Hace unos días, a través de los medios, fuimos testigos del ataque a una joven en un hotel de Huamanga. Este, por desgracia, no es un caso aislado. La violencia contra las mujeres en nuestro país es un grave problema que ha logrado visibilidad en las últimas dos décadas. Estos actos vulneran su integridad física, psicológica y sexual, afectando su participación social y económica. Y tienen importantes consecuencias para el desarrollo nacional. La evidencia muestra, por ejemplo, que la violencia contra las mujeres a manos de sus parejas representa poco más de US$3.400 millones de pérdida anual por días no laborados.
La violencia de género se sustenta en las relaciones de poder históricamente desiguales entre mujeres y hombres, en los estereotipos sociales y culturales sobre los sexos. Se produce en las relaciones de pareja y familiares, pero también en el trabajo, la educación, la salud y cualquier espacio social.
Hemos avanzado en reconocer esta problemática. Desde hace veinte años contamos con una ley de protección contra la violencia familiar que se ha ido enriqueciendo, y actualmente tenemos normativa contra la violación y los tocamientos, el hostigamiento sexual en el ámbito laboral y educativo, el feminicidio y el acoso en los espacios públicos. Desde el 2002 tenemos políticas públicas especializadas intersectoriales que involucran también a los gobiernos locales y regionales.
Aunque el camino por recorrer aún es largo, vamos registrando progresos. La Encuesta Demográfica y de Salud Familiar del INEI reporta una disminución de la violencia física y/o sexual sufrida por las peruanas alguna vez por parte de sus parejas: la cifra era de 38,8% en el 2009, y en el 2014 fue de 33,1%. En violencia psicológica y/o verbal, la disminución es de 73% en el 2009, a 69,4% en el 2014. No obstante, el Ministerio Público reportó en el 2014 un promedio de siete feminicidios por mes, y a junio del 2015 los Centros de Emergencia Mujer (CEM) reportaron 45 casos. Esto nos confronta al desafío de consolidar la lucha contra esta forma de discriminación y violencia.

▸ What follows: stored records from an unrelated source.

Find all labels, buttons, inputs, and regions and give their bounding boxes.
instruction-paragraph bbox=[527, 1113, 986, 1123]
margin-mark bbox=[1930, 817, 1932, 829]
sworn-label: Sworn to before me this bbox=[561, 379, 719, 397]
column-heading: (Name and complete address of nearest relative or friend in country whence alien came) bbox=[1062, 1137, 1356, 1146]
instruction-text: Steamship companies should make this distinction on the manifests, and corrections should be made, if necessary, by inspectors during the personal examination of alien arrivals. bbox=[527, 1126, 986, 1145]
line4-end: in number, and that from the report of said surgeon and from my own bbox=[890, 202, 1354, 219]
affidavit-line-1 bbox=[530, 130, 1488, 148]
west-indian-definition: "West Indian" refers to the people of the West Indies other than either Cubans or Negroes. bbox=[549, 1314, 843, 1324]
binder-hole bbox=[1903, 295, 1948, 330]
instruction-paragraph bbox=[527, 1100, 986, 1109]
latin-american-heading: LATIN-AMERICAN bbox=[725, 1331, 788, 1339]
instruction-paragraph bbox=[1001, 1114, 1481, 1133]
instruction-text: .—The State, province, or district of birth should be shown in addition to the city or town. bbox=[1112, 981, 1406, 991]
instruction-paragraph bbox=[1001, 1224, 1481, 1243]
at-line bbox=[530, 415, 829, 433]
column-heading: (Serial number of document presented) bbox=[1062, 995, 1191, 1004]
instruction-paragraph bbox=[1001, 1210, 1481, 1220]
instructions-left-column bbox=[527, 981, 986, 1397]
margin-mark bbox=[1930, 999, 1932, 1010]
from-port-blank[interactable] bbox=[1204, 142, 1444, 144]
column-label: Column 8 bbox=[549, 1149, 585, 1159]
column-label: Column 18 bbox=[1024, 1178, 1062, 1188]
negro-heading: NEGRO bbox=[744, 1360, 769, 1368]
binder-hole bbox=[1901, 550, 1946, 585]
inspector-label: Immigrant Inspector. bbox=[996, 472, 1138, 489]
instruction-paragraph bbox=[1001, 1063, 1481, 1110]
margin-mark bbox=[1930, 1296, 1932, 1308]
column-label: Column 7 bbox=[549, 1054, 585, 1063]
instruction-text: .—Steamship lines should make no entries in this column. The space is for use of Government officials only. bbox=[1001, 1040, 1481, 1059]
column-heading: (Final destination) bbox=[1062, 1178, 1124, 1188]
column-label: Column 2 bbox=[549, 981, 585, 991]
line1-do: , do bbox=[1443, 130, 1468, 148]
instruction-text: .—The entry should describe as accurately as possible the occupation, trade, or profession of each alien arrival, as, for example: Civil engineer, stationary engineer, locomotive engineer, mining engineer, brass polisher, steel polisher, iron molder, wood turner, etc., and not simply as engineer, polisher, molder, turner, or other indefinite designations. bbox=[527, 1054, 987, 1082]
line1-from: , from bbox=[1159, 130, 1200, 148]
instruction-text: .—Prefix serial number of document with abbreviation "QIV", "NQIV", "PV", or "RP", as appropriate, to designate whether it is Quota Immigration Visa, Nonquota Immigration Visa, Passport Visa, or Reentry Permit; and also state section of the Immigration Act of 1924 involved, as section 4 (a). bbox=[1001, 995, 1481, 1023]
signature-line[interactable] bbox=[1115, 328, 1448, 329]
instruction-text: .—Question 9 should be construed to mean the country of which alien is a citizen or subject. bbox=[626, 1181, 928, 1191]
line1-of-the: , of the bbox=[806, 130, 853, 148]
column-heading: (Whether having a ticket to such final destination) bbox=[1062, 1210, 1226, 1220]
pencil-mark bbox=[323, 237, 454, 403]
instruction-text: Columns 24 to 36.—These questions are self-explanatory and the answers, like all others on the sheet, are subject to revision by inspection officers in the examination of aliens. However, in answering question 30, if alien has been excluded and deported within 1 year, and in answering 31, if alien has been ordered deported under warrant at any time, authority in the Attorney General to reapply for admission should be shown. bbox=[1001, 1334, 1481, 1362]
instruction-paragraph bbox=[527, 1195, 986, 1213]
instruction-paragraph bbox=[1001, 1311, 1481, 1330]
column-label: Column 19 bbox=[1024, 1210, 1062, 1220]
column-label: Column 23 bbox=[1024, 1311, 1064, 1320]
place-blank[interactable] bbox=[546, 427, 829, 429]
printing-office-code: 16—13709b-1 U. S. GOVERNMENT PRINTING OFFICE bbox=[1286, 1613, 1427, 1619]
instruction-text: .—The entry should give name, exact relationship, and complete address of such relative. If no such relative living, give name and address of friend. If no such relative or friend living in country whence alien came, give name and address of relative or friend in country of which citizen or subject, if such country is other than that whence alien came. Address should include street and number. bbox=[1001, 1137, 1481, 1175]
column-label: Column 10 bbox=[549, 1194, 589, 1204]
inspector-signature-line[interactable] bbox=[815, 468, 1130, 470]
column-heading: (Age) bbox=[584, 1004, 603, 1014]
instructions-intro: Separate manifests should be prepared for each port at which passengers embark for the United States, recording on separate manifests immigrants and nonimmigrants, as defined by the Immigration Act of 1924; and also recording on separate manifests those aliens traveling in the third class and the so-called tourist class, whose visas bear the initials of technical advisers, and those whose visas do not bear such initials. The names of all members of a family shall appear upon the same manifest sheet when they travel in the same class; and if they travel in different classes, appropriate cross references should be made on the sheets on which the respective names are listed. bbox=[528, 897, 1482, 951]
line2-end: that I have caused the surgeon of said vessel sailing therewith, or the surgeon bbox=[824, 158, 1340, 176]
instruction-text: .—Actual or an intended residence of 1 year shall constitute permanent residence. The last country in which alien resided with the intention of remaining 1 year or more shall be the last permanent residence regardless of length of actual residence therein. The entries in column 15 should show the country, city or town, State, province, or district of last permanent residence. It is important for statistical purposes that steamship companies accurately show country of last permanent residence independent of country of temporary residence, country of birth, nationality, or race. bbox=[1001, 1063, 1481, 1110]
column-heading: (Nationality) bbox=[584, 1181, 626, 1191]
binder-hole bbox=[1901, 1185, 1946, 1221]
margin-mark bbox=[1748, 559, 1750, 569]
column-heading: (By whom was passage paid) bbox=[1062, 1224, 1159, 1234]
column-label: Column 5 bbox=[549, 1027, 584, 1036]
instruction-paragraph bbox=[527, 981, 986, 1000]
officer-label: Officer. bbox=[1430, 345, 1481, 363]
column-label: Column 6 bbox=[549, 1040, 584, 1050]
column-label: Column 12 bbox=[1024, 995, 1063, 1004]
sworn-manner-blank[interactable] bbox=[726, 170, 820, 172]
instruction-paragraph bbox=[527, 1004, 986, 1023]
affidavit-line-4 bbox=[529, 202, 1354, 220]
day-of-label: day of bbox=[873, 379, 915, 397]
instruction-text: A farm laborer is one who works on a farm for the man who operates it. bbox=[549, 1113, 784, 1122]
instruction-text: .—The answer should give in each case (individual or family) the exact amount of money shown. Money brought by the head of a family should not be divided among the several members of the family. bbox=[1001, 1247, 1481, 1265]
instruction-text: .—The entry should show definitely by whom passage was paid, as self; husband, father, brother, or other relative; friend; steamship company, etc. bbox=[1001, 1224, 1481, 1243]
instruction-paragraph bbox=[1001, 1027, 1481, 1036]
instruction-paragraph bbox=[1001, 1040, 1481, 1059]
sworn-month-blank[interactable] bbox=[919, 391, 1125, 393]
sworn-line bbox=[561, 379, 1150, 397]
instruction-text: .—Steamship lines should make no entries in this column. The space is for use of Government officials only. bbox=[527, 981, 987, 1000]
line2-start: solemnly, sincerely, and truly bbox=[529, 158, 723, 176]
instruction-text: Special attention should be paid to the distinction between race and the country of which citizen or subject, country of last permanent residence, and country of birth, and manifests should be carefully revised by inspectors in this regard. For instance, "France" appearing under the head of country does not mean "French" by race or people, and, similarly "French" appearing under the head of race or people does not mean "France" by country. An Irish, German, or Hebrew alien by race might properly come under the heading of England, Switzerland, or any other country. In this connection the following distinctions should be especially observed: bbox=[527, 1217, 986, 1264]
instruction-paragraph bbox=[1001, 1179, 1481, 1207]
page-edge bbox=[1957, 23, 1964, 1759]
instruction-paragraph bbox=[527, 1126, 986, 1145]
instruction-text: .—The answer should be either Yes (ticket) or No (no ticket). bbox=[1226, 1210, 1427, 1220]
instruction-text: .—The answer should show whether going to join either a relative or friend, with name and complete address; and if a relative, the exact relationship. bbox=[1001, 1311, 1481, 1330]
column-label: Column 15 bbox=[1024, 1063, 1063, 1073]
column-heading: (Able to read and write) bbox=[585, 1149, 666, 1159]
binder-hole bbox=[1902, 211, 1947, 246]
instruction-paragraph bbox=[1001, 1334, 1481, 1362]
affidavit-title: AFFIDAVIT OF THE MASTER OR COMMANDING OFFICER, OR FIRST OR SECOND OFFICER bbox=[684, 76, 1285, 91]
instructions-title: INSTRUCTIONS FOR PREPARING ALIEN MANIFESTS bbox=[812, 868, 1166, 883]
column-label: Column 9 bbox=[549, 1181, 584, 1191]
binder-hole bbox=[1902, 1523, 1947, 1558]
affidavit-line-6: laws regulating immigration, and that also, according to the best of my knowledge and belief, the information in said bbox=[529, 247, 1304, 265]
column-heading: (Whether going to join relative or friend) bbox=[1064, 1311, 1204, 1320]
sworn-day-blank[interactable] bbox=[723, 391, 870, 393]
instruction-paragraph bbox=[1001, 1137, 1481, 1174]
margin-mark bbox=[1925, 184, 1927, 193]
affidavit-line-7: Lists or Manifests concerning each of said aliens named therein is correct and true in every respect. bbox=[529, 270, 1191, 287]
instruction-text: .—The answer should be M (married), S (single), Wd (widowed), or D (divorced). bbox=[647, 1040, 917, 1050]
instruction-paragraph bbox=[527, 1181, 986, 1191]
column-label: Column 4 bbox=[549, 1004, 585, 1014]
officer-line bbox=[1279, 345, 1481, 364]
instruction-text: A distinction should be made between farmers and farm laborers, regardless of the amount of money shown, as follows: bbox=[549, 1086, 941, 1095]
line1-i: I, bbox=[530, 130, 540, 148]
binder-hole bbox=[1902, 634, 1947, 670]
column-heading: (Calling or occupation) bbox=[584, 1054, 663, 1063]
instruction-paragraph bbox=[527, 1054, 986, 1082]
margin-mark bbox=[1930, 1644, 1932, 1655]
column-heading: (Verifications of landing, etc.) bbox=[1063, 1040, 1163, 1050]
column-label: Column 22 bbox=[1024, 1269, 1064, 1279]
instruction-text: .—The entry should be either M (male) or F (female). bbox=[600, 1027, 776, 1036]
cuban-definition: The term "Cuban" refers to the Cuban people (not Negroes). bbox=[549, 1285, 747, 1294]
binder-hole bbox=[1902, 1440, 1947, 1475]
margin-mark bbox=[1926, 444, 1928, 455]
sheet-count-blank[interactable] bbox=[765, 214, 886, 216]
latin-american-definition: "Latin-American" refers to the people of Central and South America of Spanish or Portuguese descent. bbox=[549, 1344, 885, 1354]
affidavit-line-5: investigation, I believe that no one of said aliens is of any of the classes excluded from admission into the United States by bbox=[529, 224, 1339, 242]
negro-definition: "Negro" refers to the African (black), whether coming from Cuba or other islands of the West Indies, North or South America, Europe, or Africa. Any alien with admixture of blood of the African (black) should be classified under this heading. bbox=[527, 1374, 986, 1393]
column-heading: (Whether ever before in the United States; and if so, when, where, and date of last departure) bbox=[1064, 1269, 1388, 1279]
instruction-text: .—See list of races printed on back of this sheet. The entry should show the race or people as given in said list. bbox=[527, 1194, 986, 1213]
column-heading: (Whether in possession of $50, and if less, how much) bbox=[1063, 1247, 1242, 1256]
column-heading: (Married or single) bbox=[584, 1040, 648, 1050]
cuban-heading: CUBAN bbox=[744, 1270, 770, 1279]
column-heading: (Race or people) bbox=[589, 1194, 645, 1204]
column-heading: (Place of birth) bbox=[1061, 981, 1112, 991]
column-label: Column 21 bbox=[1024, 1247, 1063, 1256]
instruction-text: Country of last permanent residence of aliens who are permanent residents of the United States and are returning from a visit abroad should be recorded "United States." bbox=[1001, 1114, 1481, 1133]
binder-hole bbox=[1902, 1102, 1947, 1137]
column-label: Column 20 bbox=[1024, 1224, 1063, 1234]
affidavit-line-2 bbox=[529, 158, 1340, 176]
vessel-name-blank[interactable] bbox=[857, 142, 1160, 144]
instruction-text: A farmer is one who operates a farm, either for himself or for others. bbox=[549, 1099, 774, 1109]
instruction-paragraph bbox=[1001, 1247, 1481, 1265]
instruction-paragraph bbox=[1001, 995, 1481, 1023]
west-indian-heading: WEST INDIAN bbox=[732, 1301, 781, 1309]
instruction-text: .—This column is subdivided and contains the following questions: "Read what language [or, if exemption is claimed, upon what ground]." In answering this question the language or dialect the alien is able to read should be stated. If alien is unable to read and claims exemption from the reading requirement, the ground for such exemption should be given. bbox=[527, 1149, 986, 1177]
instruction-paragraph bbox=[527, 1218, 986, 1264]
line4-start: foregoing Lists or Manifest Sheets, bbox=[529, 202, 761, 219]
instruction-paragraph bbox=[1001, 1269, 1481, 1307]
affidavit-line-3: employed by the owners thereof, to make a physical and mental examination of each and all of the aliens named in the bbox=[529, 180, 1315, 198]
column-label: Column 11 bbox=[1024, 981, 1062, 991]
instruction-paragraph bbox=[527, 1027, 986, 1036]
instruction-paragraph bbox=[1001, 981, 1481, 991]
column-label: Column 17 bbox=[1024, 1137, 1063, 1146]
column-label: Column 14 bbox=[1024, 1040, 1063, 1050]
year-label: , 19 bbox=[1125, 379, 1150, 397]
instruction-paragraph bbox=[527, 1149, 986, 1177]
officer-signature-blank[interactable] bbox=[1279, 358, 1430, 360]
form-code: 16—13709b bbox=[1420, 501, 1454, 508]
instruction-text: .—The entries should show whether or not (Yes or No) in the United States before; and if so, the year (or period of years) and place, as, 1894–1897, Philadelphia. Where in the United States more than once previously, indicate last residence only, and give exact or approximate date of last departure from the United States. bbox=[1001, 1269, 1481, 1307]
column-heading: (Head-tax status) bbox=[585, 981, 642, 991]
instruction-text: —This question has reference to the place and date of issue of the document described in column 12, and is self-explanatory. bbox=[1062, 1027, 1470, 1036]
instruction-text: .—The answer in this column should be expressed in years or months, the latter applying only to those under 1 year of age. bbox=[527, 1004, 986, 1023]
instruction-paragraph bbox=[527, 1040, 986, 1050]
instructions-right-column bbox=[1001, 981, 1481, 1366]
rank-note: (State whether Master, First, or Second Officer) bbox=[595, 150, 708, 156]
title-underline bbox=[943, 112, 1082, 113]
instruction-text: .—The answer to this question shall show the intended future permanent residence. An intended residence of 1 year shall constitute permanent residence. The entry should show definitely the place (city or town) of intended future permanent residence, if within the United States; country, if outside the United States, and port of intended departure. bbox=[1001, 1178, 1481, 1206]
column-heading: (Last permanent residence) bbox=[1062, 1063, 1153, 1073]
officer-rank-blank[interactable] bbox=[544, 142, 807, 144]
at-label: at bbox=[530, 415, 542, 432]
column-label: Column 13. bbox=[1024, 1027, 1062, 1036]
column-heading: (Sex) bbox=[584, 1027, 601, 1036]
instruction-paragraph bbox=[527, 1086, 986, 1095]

Desde hace 19 años, el Ministerio de la Mujer (MIMP) es el órgano rector y articulador de los esfuerzos del Estado en esta lucha. Hoy el MIMP tiene a su cargo un programa presupuestal para la prevención y la atención de la violencia familiar y sexual que atiende a través de los CEM, llegando a todas las provincias del país, con una estrategia diferenciada para las zonas rurales y un servicio telefónico gratuito los 365 días del año: la Línea 100. Aunque el presupuesto asignado se ha duplicado en los últimos años, permitiendo mayor cobertura, aún es insuficiente.
Nuestro reto es profundizar el cambio cultural para deslegitimar toda forma de control sobre las mujeres. Y para ello requerimos el concurso de todas y todos. Para fortalecer la prevención de la violencia necesitamos hombres que renuncien a ella, y por eso se está priorizando el trabajo comunitario con varones. Las empresas tienen un rol que jugar: desde el 2013, el MIMP cuenta con un sello de reconocimiento para aquellas que priorizan la igualdad de género en su cultura organizacional y sus ámbitos de acción. La sociedad civil ha sido clave para hacer visible la violencia en todas sus expresiones, y para exigir normas y políticas. Los casos que los medios reportan evidencian la importancia de responder a todo nivel. Trabajemos juntos por ello.